Supplements

A Woman’s Guide to Supplements

Just one in ten adults meet the federal fruit and vegetable recommendations, according to a 2017 study published by the Centers for Disease Control and Prevention and, as a result are missing out on essential nutrients. There are a surprising number of symptoms attributable to vitamin deficiencies. There are also a variety of dietary supplements available that can help ensure proper nutrition. Many of them designed to meet the nutritional needs of women.

Calcium

If you’re lactose intolerant or you’re cutting dairy out of your diet, you may be lacking calcium, necessitating the need for a calcium supplement.
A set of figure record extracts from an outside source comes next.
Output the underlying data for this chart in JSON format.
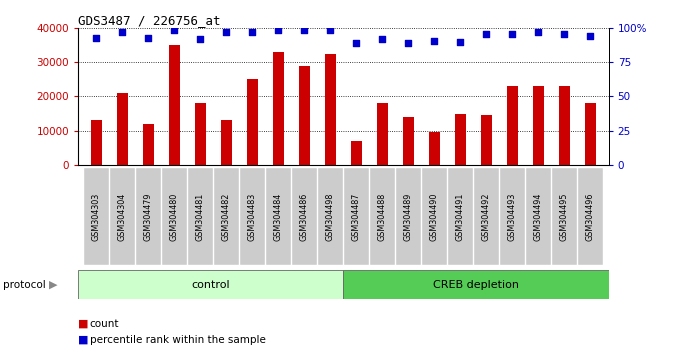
{
  "title": "GDS3487 / 226756_at",
  "categories": [
    "GSM304303",
    "GSM304304",
    "GSM304479",
    "GSM304480",
    "GSM304481",
    "GSM304482",
    "GSM304483",
    "GSM304484",
    "GSM304486",
    "GSM304498",
    "GSM304487",
    "GSM304488",
    "GSM304489",
    "GSM304490",
    "GSM304491",
    "GSM304492",
    "GSM304493",
    "GSM304494",
    "GSM304495",
    "GSM304496"
  ],
  "bar_values": [
    13000,
    21000,
    12000,
    35000,
    18000,
    13000,
    25000,
    33000,
    29000,
    32500,
    7000,
    18000,
    14000,
    9500,
    15000,
    14500,
    23000,
    23000,
    23000,
    18000
  ],
  "percentile_values": [
    93,
    97,
    93,
    99,
    92,
    97,
    97,
    99,
    99,
    99,
    89,
    92,
    89,
    91,
    90,
    96,
    96,
    97,
    96,
    94
  ],
  "bar_color": "#cc0000",
  "dot_color": "#0000cc",
  "control_count": 10,
  "control_label": "control",
  "creb_label": "CREB depletion",
  "protocol_label": "protocol",
  "control_color": "#ccffcc",
  "creb_color": "#55cc55",
  "legend_count": "count",
  "legend_percentile": "percentile rank within the sample",
  "ylim_left": [
    0,
    40000
  ],
  "ylim_right": [
    0,
    100
  ],
  "yticks_left": [
    0,
    10000,
    20000,
    30000,
    40000
  ],
  "ytick_labels_left": [
    "0",
    "10000",
    "20000",
    "30000",
    "40000"
  ],
  "yticks_right": [
    0,
    25,
    50,
    75,
    100
  ],
  "ytick_labels_right": [
    "0",
    "25",
    "50",
    "75",
    "100%"
  ],
  "xticklabel_bg": "#cccccc",
  "plot_bg_color": "#ffffff"
}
Calcium is crucial for helping to build strong, healthy bones, and should be taken with another essential nutrient – vitamin D. Recommended dietary allowances for women ages 19 to 50 is 1,000 mg. Women older than 50 need 1,200 mg of this important mineral.

Probiotics

Probiotics are good bacteria that help balance out the bad bacteria in the body. Good sources of probiotics include yogurt, kefir, miso, sauerkraut, tempeh, and kimchi. Probiotics are also available as a dietary supplement. Probiotics help to support healthy digestion, immunity, and metabolism. Other advantages include decreased inflammation and lower blood pressure. They’ve even been linked to improved mental health.

Vitamin D3

Commonly called the “sunshine vitamin,” most Vitamin D is produced naturally in your body when directly exposed to the sun. Vitamin D can also be obtained from certain foods such as fatty fish (e.g., salmon, tuna, and mackerel), egg yolks, and some dairy products. It is crucial for optimal bone health and hormonal balance. However, most adults, especially women are vitamin D deficient.

Supplementing with vitamin D3 is an effective way to increase your daily intake of this important nutrient. According to the National Institutes of Health (NIH) Office of Dietary Supplements, women up to 70 years old need 600 international units (IU) of vitamin D a day to meet recommended dietary allowances, which may still not be enough. You may need more, depending on what your doctor says.

B Complex Vitamins

There are several B complex vitamins, including B6, folic acid and B12. These vitamins work to support metabolism, prevent fatigue, and boost moods. Adequate B vitamins are needed for maintaining skin and muscle tone. Although animal products are good sources for B vitamins like B12, if you are vegetarian or vegan, you may need more of these essential nutrients. Women ages 14+ need 2.4 mcg of vitamin B12/day.

Omega-3 Fatty Acids

Omega-3 fatty acids are found in cold water, oily fish such as wild caught salmon and mackerel. They can also be found in other foods as well, like chia seeds, flaxseeds and some fortified foods. The “3” fatty acids found in these food products are alpha-linolenic acid (ALA), eicosatetraenoic acid (EPA), and docosahexaenoic acid (DHA).

Together, they pack quite a punch: Benefits include decreased risk of high cholesterol, heart disease, and some cancers. The American Heart Association recommends eating fish, especially fatty fish, at least two times a week as part of a heart healthy diet. Women can also supplement their intake of omega-3 fatty acids with a quality fish oil.